- Much of this information was gathered from an HP and Intel sponsored PDF http://www.infoworld.com/d/big-data
- At this time, this is meant for personal learning only, so don't assume all of this is 100% correct!
- Hadoop is a distributed, reliable processing and storage framework for very large data sets.
- The phrase “big data” applies to sets of data that are too costly or large to manage with traditional technologies and approaches. Big data is generally considered to be at least terabytes of data, usually unstructured or semistructured.
- Hadoop is comprised of two core components: Hadoop File System (HDFS) and MapReduce
- Hadoop has built-in resiliency to hardware failure and it spreads its tasks across a cluster of servers called nodes
Examples of how this works
- An acronym for a Big Data stack is SMAQ (Storage, MapReduce and Query).
- An example of MapReduce would be counting the number of unique words in a document. In the Map phase, each word is identified and given a value of 1. In the Reduce phase, the value would be raised by 1, per instance found in the document. This is obviously over simplified, however this is the basic idea of MapReduce and analyzing Big Data in general.
- For most MapReduce based systems, data must first be extracted, transformed, then loaded (ETL). This means getting data from a file, or files, then transformed into some type of structure that can then be loaded into the storage layer for MapReduce to process it.
- MapReduce then processes this and returns the results to storage, from which, someone can extract the information in a form that is usable.
- The interesting part about all of this is that a previous data set, or results from that set could be added to another data set, and MapReduced again, and again, basically the refining process for this is limitless.
- HDFS is where data is stored, serving as the file system for data warehousing. Meanwhile, MapReduce can act as both the data warehouse analytic engine and the ETL engine.
- HDFS is a file system designed for efficiently storing and processing large files on one or more clusters of servers. Its design is centered on the philosophy that write-once and read many times is the most efficient computing approach. One of the biggest benefits of HDFS is its fault tolerance without losing data.

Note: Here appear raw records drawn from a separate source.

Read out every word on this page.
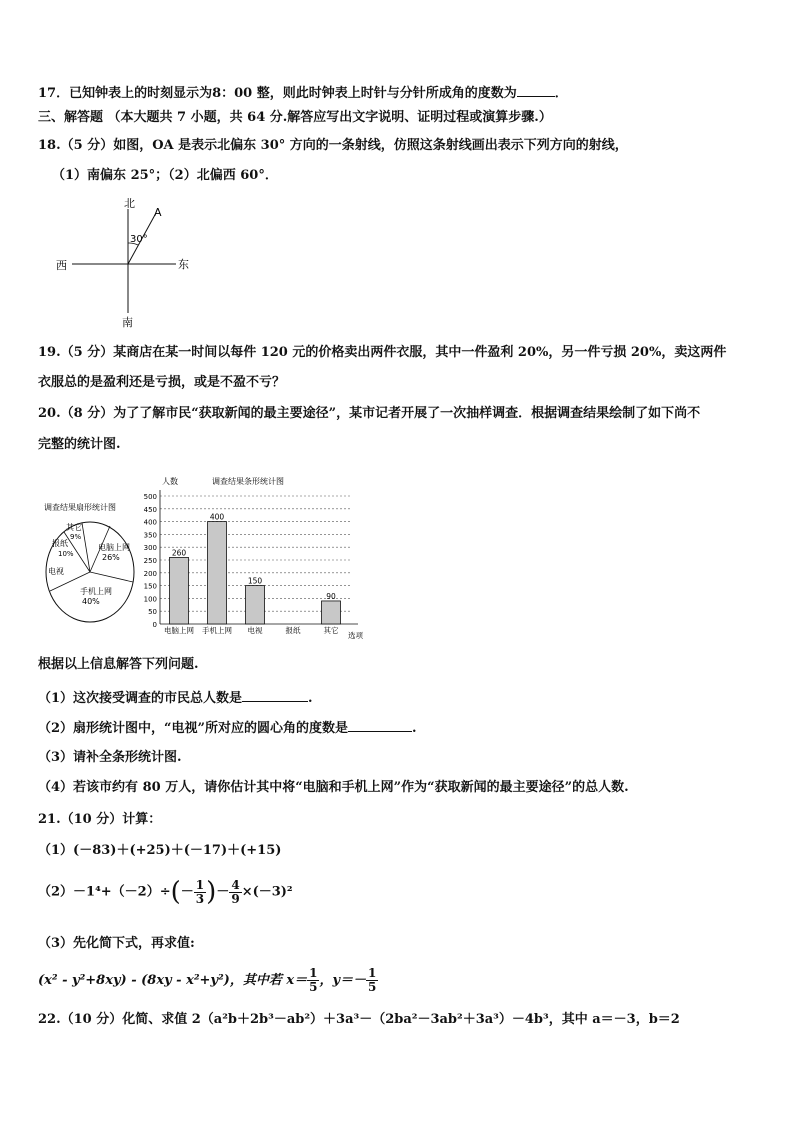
17．已知钟表上的时刻显示为8：00 整，则此时钟表上时针与分针所成角的度数为	．
三、解答题 （本大题共 7 小题，共 64 分.解答应写出文字说明、证明过程或演算步骤.）
18.（5 分）如图，OA 是表示北偏东 30° 方向的一条射线，仿照这条射线画出表示下列方向的射线，
（1）南偏东 25°；（2）北偏西 60°．
北
南
东
西
A
30°
19.（5 分）某商店在某一时间以每件 120 元的价格卖出两件衣服，其中一件盈利 20%，另一件亏损 20%，卖这两件
衣服总的是盈利还是亏损，或是不盈不亏？
20.（8 分）为了了解市民“获取新闻的最主要途径”，某市记者开展了一次抽样调查．根据调查结果绘制了如下尚不
完整的统计图.
调查结果扇形统计图
其它
9%
报纸
10%
电脑上网
26%
电视
手机上网
40%
人数	调查结果条形统计图
0
50
100
150
200
250
300
350
400
450
500
电脑上网
260
手机上网
400
电视
150
报纸	其它
90
选项
根据以上信息解答下列问题.
（1）这次接受调查的市民总人数是	.
（2）扇形统计图中，“电视”所对应的圆心角的度数是	.
（3）请补全条形统计图.
（4）若该市约有 80 万人，请你估计其中将“电脑和手机上网”作为“获取新闻的最主要途径”的总人数.
21.（10 分）计算：
（1）(－83)＋(+25)＋(－17)＋(+15)
$(2)-1^4+(-2)\div(- \frac{1}{3}$ )－ $\frac{4}{9} \times(-3)^2$
（3）先化简下式，再求值:
(x² - y²+8xy) - (8xy - x²+y²)，其中若 $x= \frac{1}{5}$ ，$y=- \frac{1}{5}$
22.（10 分）化简、求值 2（a²b＋2b³－ab²）＋3a³－（2ba²－3ab²＋3a³）－4b³，其中 a＝－3，b＝2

- Blocks are the unit of space used by a physical disk and a file system. The HDFS block is 64MB by default but can be changed. HDFS files are broken into and stored as block-size units. However, unlike a file system for a single disk, a file in HDFS that is smaller than a single HDFS block does not take up a whole block.
- HDFS benefits:
- A file on HDFS can be larger than any single disk in the cluster.

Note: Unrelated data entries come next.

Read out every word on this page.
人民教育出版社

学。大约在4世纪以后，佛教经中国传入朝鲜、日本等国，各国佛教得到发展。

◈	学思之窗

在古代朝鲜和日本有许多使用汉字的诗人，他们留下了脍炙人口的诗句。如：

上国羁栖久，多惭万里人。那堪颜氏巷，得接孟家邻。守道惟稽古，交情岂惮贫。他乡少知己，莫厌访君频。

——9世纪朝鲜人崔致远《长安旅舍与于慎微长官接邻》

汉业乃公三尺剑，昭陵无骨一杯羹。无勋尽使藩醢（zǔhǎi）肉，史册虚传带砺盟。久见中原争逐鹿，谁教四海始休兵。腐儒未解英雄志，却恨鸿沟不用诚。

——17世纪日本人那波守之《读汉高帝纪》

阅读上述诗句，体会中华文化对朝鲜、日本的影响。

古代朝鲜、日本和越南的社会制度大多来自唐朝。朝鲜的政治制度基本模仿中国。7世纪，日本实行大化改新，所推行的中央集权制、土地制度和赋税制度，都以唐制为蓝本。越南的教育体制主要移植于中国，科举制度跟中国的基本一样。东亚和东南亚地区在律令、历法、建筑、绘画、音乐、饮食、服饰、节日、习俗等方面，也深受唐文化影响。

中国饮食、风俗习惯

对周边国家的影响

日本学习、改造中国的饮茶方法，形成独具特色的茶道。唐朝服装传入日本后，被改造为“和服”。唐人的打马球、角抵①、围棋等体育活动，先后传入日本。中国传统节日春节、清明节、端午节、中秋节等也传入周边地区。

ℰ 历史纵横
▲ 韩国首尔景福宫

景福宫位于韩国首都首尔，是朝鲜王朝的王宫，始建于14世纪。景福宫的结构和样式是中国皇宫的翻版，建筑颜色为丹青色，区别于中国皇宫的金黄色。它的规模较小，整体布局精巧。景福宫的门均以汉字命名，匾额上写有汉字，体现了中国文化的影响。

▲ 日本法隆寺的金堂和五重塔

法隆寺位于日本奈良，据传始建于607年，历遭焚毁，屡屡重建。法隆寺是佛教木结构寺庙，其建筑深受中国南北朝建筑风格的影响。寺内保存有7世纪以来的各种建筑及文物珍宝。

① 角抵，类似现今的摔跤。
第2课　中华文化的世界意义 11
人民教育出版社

- Blocks simplify the storage subsystem in terms of metadata management of individual files.
- Blocks make replication easier, providing fault tolerance and availability. Each block is replicated to other machines (typically three). If a block becomes unavailable due to corruption or machine failure, a copy can be read from another location in a way that is transparent to the client.
Namenodes and Datanodes
- An HDFS cluster has a master-slave architecture with multiple namenodes (the masters) for failover, and a number of datanodes (slaves). The namenode manages the filesystem namespace, the filesystem tree, and the metadata for all the files and directories. This persists on the local disk as two files, the namespace image, and the edit log. The namenode keeps track of the datanodes on which all the blocks for a given file are located.

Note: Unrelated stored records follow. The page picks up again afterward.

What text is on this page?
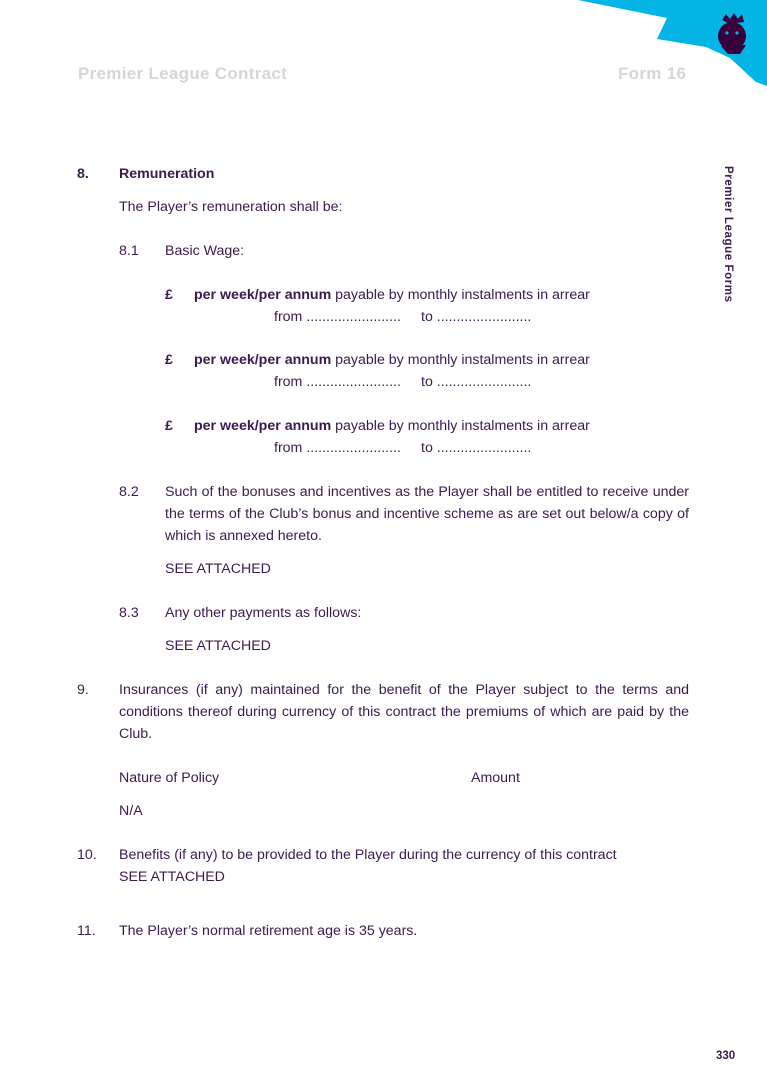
Premier League Contract	Form 16
Premier League Forms
8. Remuneration
The Player’s remuneration shall be:
8.1 Basic Wage:
£ per week/per annum payable by monthly instalments in arrear
from ........................ to ........................
£ per week/per annum payable by monthly instalments in arrear
from ........................ to ........................
£ per week/per annum payable by monthly instalments in arrear
from ........................ to ........................
8.2 Such of the bonuses and incentives as the Player shall be entitled to receive under the terms of the Club’s bonus and incentive scheme as are set out below/a copy of which is annexed hereto.
SEE ATTACHED
8.3 Any other payments as follows:
SEE ATTACHED
9. Insurances (if any) maintained for the benefit of the Player subject to the terms and conditions thereof during currency of this contract the premiums of which are paid by the Club.
Nature of Policy	Amount
N/A
10. Benefits (if any) to be provided to the Player during the currency of this contract
SEE ATTACHED
11. The Player’s normal retirement age is 35 years.
330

- Datanodes store and retrieve blocks as directed by clients, and they notify the namenode of the blocks being stored. The namenode represents a single point of failure, and therefore to achieve resiliency, the system manages a backup strategy in which the namenode writes its persistent state to multiple filesystems.
- MapReduce is a programming model for parallel processing. It works by breaking the processing into two phases:
- Map phase: input is divided into smaller subproblems and processed.
- Reduce phase: the answers from the map phase are collected and combined to form the output of the original problem. The phases have corresponding map and reduce functions defined by the developer. As input and output, each function has key-value pairs.
- A MapReduce job is a unit of work consisting of the input data, the MapReduce program, and configuration details. Hadoop runs a job by dividing it into two types of tasks: map tasks and reduce tasks. The map task invokes a user-defined map function that processes the input key-value pair into a different key-value pair as output. When processing demands more complexity, commonly the best strategy is to add more MapReduce jobs, rather than having more complex map and reduce functions.